Monday, Jul. 11, 1955

STOCK-PURCHASE PLANS for salaried employees are being considered by Ford and General Motors. Ford will offer its 46,000 salaried workers stock below market price when it goes on public sale net year. G.M. may make a similar plan part of a new investment and savings program for everybody, from office clerks up to the executives.

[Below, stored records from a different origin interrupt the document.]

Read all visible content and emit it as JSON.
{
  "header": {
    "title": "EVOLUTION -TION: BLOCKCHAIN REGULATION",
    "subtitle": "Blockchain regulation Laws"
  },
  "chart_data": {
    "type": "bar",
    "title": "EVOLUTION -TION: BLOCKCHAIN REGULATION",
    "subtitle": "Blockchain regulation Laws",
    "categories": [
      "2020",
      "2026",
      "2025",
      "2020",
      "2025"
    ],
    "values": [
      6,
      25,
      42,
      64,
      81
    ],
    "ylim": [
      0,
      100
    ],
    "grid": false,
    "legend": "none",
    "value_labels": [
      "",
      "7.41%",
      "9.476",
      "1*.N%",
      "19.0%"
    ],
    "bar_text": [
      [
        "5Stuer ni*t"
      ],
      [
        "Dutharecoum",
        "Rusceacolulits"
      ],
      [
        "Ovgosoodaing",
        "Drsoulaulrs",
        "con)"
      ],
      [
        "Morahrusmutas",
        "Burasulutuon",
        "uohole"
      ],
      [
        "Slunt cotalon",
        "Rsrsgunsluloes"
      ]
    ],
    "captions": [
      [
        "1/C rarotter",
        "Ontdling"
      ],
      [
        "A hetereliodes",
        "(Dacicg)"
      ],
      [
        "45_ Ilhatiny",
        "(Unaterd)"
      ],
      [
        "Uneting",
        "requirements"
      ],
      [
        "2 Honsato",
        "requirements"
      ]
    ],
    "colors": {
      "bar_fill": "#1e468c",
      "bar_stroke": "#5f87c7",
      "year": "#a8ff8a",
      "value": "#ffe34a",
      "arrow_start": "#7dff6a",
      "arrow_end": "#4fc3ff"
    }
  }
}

NORTH AMERICAN AIRLINES, biggest nonscheduled air carrier in the U.S., had its wings clipped. The Civil Aeronautics Board upheld an examiner's finding that North American runs scheduled flights in violation of CAB regulations (TIME, Feb. 28), ordered the line grounded effective Sept. 1. North American will appeal the CAB ruling to the federal courts, keep flying until the case is finally settled.

ATOMS-FOR-PEACE plans are developing so fast that General Electric Co. will launch the first sales campaign for nuclear research reactors this month. G.E. will send sales engineers to universities, factories, and research companies to peddle a nuclear line, e.g., a 50-kw. "swimming-pool" reactor, a 5,000-kw. heavy-water reactor.

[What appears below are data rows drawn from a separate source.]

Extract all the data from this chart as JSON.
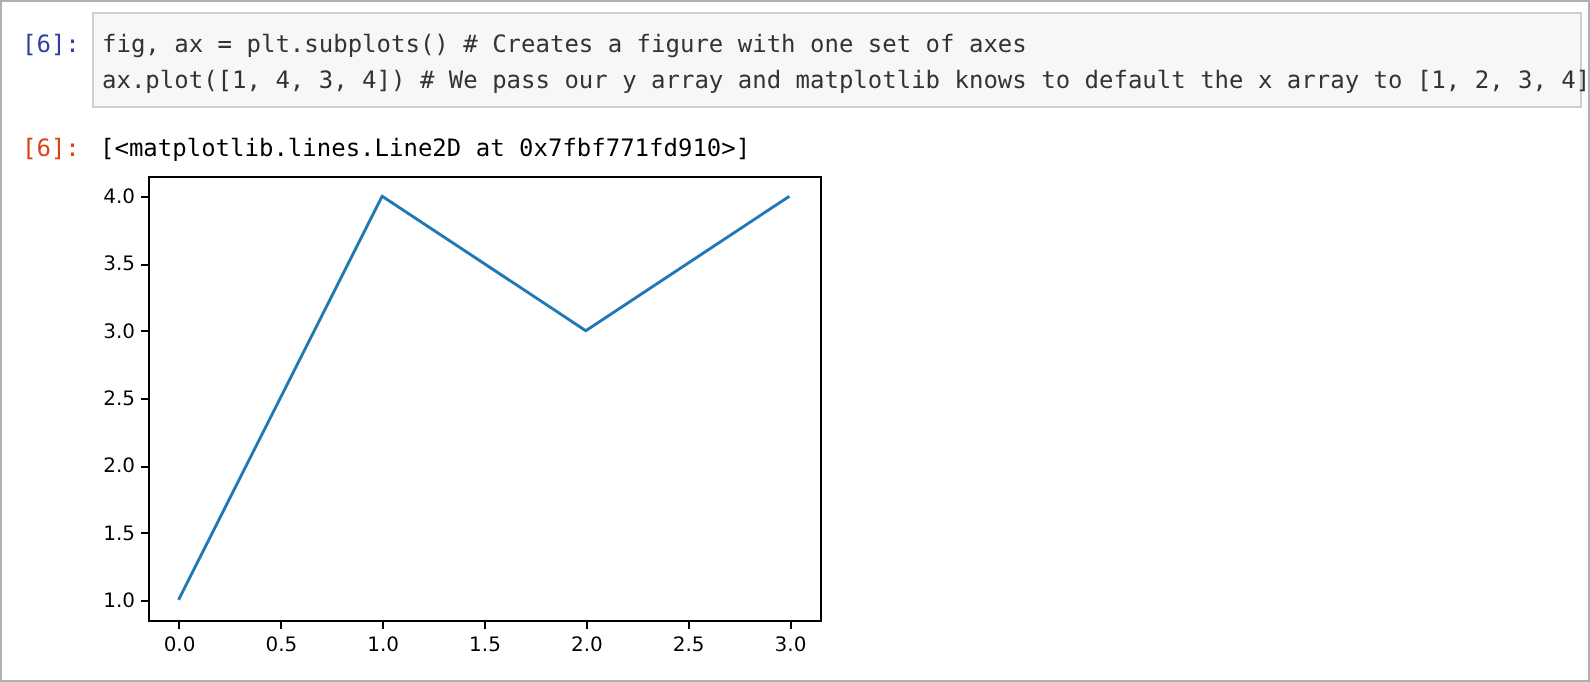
{
  "chart_data": {
    "type": "line",
    "annotations": [
      "[6]:",
      "fig, ax = plt.subplots() # Creates a figure with one set of axes",
      "ax.plot([1, 4, 3, 4]) # We pass our y array and matplotlib knows to default the x array to [1, 2, 3, 4]",
      "[6]:",
      "[<matplotlib.lines.Line2D at 0x7fbf771fd910>]"
    ],
    "x": [
      0,
      1,
      2,
      3
    ],
    "series": [
      {
        "color": "#1f77b4",
        "values": [
          1,
          4,
          3,
          4
        ]
      }
    ],
    "xlim": [
      -0.15,
      3.15
    ],
    "ylim": [
      0.85,
      4.15
    ],
    "xticks": [
      {
        "value": 0,
        "label": "0.0"
      },
      {
        "value": 0.5,
        "label": "0.5"
      },
      {
        "value": 1,
        "label": "1.0"
      },
      {
        "value": 1.5,
        "label": "1.5"
      },
      {
        "value": 2,
        "label": "2.0"
      },
      {
        "value": 2.5,
        "label": "2.5"
      },
      {
        "value": 3,
        "label": "3.0"
      }
    ],
    "yticks": [
      {
        "value": 1,
        "label": "1.0"
      },
      {
        "value": 1.5,
        "label": "1.5"
      },
      {
        "value": 2,
        "label": "2.0"
      },
      {
        "value": 2.5,
        "label": "2.5"
      },
      {
        "value": 3,
        "label": "3.0"
      },
      {
        "value": 3.5,
        "label": "3.5"
      },
      {
        "value": 4,
        "label": "4.0"
      }
    ],
    "grid": false,
    "marker": "none",
    "line_style": "solid"
  }
}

FAIR-TRADE LAWS will not be an issue at this session of Congress. Despite a recommendation by Attorney General Herbert Brownell's antitrust committee that federal price-fixing laws be abolished (TIME, Sept. 13), no bill has been introduced.

ROYAL LITTLE, who wants to put half of his Textron American, Inc. assets in non-textile diversification, is moving into another new field. For $18 million, Textron will take over Western Union's international cable system to Cuba, England, the Azores, Spain and Italy. The sale solves a big problem for Western Union, which was ordered to give up its international operations when it bought out Postal Telegraph twelve years ago, has been looking for a buyer ever since.

PLASTIC PRICES will come down as the result of an 18% price slash on Union Carbide & Carbon Corp.'s vinyl resins (used for raincoats, upholstery, garden hose, etc.). With Italian vinyls selling in the U.S. for 32-c- a lb., Union Carbide was forced to cut its price from 38-c- a lb. to 31-c-.

ATCHISON, TOPEKA & SANTA FE, which lopped off all passenger trains to Santa Fe, N. Mex. in the '30s, will take coaches off the run to Atchison, Kans. (pop. 12,792) if the Kansas Corporation Commission gives its O.K. Then Topeka will be the last city in the company title to be a passenger stop.

PAPER INDUSTRY is busy with mergers. Crown Zellerbach Corp. (1954 sales: $297 million) has offered shareholders in Gaylord Container Corp. a two-for-three stock swap. St. Regis Paper Co., biggest paper container maker (1954 sales: $200 million), will take over General Container Corp. in a stock trade (2 3/8 shares of St. Regis for each share of General Container).

POTATO PRICE QUIZ by the U.S. Agriculture Department flushed more evidence of market rigging (TIME, June 20). The Government charged Manhattan's Jacob Stern & Co. with virtually cornering the supply of cash potatoes on the New York Mercantile Exchange in February so that it could juggle prices. The shortage that made cornering easier is ending. Government forecasters expect that the summer crop may be 20% over last year's.